The 2018 NCAA Women's Division I Swimming and Diving Championships were contested March 14-17, 2018 at the 37th annual NCAA-sanctioned swim meet to determine the team and individual national champions of Division I women's collegiate swimming and diving in the United States. 

This year's events were hosted by Ohio State University at the McCorkle Aquatic Pavilion in Columbus, Ohio.

Stanford went back-to-back in national titles for the first time since 1996, and their tenth overall title. They finished 220 points ahead of California. The Cardinal scored in every single event except for the 1 meter diving and the platform diving. Stanford also became the third team to sweep all five relays at an NCAA Championship.

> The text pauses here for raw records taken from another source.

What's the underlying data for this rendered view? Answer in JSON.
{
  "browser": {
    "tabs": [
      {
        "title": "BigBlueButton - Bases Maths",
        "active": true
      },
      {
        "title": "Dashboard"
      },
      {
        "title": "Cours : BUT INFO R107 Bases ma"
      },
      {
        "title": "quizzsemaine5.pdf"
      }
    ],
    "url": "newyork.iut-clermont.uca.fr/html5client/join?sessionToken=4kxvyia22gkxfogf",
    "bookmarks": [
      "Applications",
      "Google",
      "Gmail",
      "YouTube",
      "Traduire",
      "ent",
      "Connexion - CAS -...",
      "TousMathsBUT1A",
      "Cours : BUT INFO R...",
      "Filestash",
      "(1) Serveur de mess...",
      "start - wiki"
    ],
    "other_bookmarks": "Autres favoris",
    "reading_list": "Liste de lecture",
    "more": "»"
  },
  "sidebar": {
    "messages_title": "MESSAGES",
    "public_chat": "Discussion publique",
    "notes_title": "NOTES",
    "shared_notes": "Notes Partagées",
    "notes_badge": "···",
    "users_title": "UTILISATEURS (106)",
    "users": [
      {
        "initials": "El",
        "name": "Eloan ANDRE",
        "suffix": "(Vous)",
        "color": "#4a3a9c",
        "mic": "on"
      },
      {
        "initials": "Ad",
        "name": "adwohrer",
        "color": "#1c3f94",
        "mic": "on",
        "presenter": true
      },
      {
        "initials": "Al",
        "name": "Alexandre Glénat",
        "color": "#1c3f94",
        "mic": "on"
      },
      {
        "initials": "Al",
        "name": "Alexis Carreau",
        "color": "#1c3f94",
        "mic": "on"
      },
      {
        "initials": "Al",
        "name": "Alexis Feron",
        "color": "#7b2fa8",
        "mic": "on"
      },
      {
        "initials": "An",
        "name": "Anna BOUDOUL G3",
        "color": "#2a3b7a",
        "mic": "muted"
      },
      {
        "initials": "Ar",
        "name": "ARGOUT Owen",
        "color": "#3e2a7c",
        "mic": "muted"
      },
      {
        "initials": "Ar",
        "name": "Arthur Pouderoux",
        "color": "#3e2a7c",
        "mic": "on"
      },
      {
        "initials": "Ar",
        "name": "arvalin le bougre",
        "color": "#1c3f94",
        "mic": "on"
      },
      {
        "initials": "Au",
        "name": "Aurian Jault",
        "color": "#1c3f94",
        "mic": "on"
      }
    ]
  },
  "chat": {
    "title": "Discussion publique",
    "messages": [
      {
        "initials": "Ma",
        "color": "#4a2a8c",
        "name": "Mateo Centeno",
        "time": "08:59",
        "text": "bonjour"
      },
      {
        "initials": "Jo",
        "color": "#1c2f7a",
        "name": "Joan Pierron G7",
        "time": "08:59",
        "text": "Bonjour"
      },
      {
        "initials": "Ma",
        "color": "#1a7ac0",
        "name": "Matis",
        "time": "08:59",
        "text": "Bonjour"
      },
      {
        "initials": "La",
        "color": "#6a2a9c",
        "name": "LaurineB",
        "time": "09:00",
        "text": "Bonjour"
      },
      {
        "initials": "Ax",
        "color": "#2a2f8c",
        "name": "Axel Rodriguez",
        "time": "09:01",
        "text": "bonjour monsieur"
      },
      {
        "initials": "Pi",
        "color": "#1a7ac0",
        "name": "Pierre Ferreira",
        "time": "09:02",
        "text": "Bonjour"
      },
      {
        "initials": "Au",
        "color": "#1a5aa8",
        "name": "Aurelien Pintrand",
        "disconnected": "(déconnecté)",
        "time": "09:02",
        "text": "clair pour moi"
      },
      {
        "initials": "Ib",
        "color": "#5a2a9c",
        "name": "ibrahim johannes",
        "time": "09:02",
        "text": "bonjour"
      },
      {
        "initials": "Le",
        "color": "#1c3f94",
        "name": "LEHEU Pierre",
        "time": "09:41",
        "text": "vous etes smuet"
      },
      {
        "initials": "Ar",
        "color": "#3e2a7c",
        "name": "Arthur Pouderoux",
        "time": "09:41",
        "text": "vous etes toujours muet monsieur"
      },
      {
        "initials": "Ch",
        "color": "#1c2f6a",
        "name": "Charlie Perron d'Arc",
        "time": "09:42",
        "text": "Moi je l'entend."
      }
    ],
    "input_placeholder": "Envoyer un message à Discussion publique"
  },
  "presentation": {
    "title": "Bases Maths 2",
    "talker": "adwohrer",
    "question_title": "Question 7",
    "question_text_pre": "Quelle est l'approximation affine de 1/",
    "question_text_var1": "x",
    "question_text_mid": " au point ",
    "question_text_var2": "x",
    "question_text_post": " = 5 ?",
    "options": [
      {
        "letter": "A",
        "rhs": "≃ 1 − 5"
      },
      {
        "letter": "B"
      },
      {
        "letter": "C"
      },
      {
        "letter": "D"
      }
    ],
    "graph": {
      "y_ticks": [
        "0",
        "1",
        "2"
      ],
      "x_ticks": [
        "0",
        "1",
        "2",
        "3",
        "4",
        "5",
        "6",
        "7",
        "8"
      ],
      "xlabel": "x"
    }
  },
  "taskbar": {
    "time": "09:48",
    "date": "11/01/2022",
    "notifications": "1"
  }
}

Ella Eastin of Stanford was awarded the 2018 CSCAA Swimmer of the Year with her victories in the 200 IM, 400 IM, and 200 butterfly. Her wins in the 200 IM and 400 IM were both American records. She was also a part of two winning relays, the 800 free relay (along with Katie Ledecky, Katie Drabot, and Brooke Forde), and the 400 free relay (along with Drabot, Simone Manuel, and Janet Hu). 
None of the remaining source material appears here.